Understanding the new normal, adapting to the new normal, and leading the new normal are the big logic of China's economic development at present and in the future.

According to the 2015 Blue Book of Economics published by the Chinese Academy of Social Sciences, the average economic growth rate of China's 30 years of reform and opening up is about 10%, but by the time of the 12th Five-Year Plan (2010-2015), the potential economic growth rate has dropped to 7.6. %, "13th Five-Year" will further drop to between 6% and 6.5%.

Experts recommend increasing tax cuts

At the forum on December 17, many experts suggested that in order to stabilize economic growth in a reasonable range, structural tax cuts, second-time vacancies, and delays in retirement can be adopted.

Lu Wei believes that if the tax reduction ratio is one-fifth and the retirement age is extended for five years, the total factor growth rate (TFP) will increase from 1.4 to 1.6. At this time, the reform dividend will slow down the trend of economic slowdown. At this time, the potential growth rate Up to 7.62%.

The 2015 Blue Book of Economics issued by the Chinese Academy of Social Sciences recently pointed out that if the second-child birth policy is fully liberalized, it will be unfavorable to the economy in the short run, but in the long run, it can contribute 0.4-0.5 percentage points to the economic growth rate. Positive effect.

That is, if the second child is fully liberalized, China's economic growth rate will be about 4.2% by 2050, otherwise it will be only about 3.8%.

Since 2012, the working-age population in China has continued to decline. Although the “two children” fertility policy has been liberalized, that is, one party is the only child, then the husband and wife can have two. But this loosening measure is not effective. The Chinese Academy of Social Sciences estimates that the current "two children" policy was originally expected to increase 3 million newborns per year, but in fact there are only about 690,000 eligible couples applying for birth in the country.

It is precisely because of the decline in China's working-age population that the low-cost labor force supporting China's economic growth has weakened, and it has become one of the drivers of sustained economic slowdown.

Li Yang, deputy dean of the Chinese Academy of Social Sciences, pointed out that under the "old normal state", tens of millions of labors are put into manufacturing every year from idle or semi-idle state, which is an important reason for supporting China's rapid growth.

However, changes in the demographic structure mean that the cheap labor supply model has ended in the traditional sense, that is, the demographic dividend disappears, labor costs rise, and labor input declines.

However, there are also new development models under the new normal. Structural tax cuts can increase the proportion of residents in national income distribution, which is conducive to the improvement of residents' income level and increase the contribution rate of consumption to the economy.

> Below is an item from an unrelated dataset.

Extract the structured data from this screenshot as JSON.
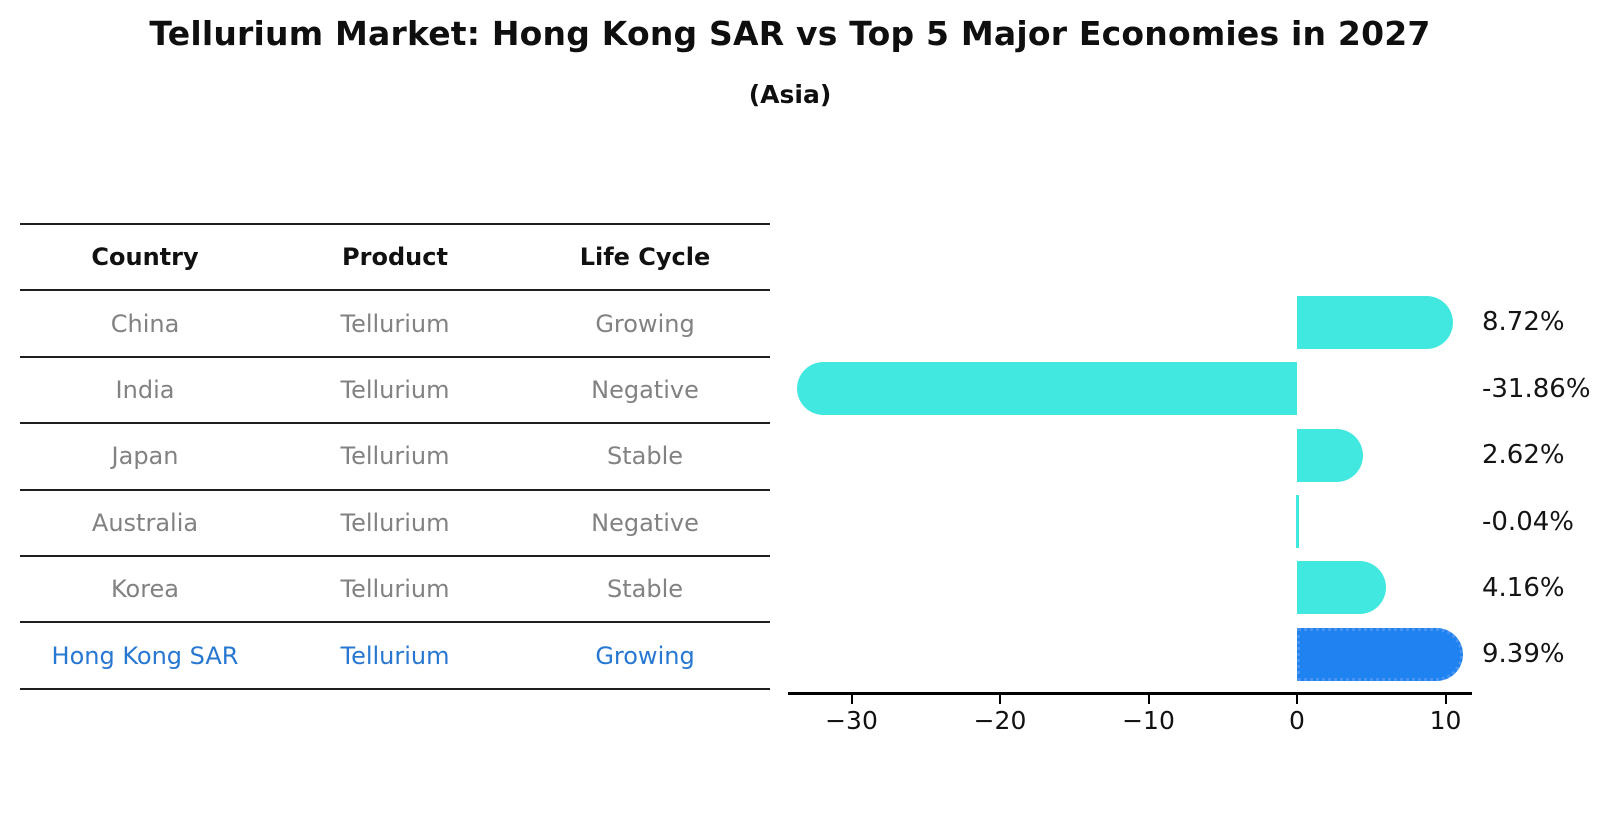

The trade-off between capital and labor, the relationship between strength and weakness, exists in the market economy. "We need to increase the proportion of residents' income now. We need to increase the consumption level of residents. First, we must promote fair distribution. It should be said that the speed of economic growth to medium and high levels has created preconditions for us to solve this problem." Yang said.